A multi-institutional team of researchers led by Case Western Reserve University has identified a pattern of clustered genetic changes that appear to encourage growth of colorectal cancer tumors—a finding that points to a promising potential target for drug development.
In a study published in Nature Communications, scientists describe changes in specific regions of DNA, outside of colorectal cancer genes, that “enhance” harmful gene expression to help grow tumors. The changes are highly conserved across tumor samples, suggesting a common mechanism.
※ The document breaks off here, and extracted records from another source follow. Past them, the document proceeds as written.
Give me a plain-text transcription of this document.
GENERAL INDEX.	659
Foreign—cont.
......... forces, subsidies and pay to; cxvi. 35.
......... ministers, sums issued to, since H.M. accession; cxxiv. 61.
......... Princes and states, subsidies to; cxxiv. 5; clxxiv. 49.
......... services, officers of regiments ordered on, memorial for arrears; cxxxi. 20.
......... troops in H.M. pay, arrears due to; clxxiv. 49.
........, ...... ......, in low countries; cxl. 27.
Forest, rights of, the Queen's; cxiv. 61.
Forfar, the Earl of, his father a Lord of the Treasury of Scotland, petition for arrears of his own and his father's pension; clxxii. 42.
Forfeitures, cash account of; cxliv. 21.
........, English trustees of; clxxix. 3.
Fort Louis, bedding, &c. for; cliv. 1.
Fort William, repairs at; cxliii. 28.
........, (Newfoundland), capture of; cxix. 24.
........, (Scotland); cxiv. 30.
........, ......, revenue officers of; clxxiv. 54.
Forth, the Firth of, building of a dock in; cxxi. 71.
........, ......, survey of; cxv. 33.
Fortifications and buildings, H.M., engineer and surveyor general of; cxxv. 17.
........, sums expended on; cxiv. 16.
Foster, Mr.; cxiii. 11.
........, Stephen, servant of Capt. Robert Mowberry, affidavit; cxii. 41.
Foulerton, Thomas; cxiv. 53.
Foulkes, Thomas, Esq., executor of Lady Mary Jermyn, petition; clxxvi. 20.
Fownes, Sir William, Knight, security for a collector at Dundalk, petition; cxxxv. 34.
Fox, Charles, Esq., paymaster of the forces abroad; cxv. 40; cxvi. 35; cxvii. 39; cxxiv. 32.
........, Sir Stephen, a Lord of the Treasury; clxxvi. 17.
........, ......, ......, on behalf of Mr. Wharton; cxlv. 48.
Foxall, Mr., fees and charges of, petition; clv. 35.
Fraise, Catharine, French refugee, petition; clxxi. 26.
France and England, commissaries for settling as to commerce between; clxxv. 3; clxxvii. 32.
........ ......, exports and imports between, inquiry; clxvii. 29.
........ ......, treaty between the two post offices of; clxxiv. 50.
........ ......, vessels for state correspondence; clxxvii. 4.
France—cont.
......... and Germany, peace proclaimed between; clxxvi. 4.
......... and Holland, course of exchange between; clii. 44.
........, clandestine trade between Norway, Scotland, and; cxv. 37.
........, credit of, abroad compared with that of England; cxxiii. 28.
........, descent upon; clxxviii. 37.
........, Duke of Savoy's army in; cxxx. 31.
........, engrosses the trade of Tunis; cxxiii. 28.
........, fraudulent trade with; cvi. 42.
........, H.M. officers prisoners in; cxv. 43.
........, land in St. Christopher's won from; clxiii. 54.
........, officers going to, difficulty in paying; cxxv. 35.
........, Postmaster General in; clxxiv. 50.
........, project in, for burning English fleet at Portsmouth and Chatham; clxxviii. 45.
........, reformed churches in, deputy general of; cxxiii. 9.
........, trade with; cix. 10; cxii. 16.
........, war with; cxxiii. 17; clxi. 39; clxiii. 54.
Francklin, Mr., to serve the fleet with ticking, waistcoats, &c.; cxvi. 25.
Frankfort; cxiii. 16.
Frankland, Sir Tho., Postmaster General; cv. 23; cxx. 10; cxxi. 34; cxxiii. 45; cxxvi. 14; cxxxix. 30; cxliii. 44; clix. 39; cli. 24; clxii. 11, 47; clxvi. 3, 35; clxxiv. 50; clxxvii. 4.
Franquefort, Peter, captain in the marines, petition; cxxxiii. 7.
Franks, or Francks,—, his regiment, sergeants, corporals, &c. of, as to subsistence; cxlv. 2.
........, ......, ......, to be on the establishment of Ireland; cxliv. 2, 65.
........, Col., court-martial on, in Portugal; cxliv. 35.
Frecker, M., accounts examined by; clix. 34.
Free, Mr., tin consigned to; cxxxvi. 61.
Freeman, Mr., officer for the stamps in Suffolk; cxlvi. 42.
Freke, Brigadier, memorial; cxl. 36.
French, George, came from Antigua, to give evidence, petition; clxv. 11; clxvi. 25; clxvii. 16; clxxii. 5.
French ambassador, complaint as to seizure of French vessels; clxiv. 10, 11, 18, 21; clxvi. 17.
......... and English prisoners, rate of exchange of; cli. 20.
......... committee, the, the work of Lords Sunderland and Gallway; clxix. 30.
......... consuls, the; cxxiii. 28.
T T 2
Enhancer elements are short sections of DNA that function as switches to control genes. They are sprinkled throughout the genome, interfacing with distant genes as DNA twists and folds into complex 3-D structures. The new study finds that the chromosomes of colorectal cancer genes harbor “hotspots” of high enhancer activity that switch on, or activate, genes.
“Our data suggest that the survival of colon cancer cells often depends on the expression of genes associated with common enhancer changes,” said Peter Scacheri, PhD, senior author on the study and associate professor of genetics and genome sciences at Case Western Reserve’s medical school. According to Scacheri, the common enhancer changes also align with specific DNA sequences known to increase one’s lifetime risk of developing colorectal cancer.
The team—which included scientists from Harvard Medical School, Washington University in St. Louis and Cleveland Clinic’s Department of Colorectal Surgery and Lerner Research Institute, among others—identified thousands of enhancer elements unexpectedly altered across colorectal cancer samples.
When the researchers genetically manipulated the enhancer elements, colorectal cancer genes previously activated were deactivated. As a result, they now propose that manipulating enhancer elements could be one way to turn off colorectal cancer genes and slow tumor progression.
The study tested 42 genetically diverse colorectal cancer samples, “representing the most extensive delineation of enhancer alterations in a single type of cancer to date,” according to the paper. The study acknowledges previously identified genetic mutations that lead to colorectal cancer but indicates DNA regions outside of cancer genes also play a role in disease. The researchers suggest enhancer elements and mutations work in tandem to cause colorectal tumors.
“Enhancer elements are distinguishable by specific chemical tags on DNA, like bulbs on a string of lights,” Scacheri said. “Identifying common enhancer changes helps us pinpoint a specific set of genes that are consistently switched on during transformation of normal cells to cancer cells. These genes define the tumor state and, therefore, could be just as important to tumor growth as those that are commonly mutated.”
Colorectal cancer causes fatal tumors in men and women and is the second leading cause of cancer-related death in the United States, according to the Centers for Disease Control and Prevention. Recurrent changes in enhancer elements could serve as new therapeutic targets to fight the disease.
“Our next step is to determine exactly how the common enhancers form in colon cancer,” Scacheri said, “and whether we can target their destruction as a strategy to kill tumor cells without harming normal cells.”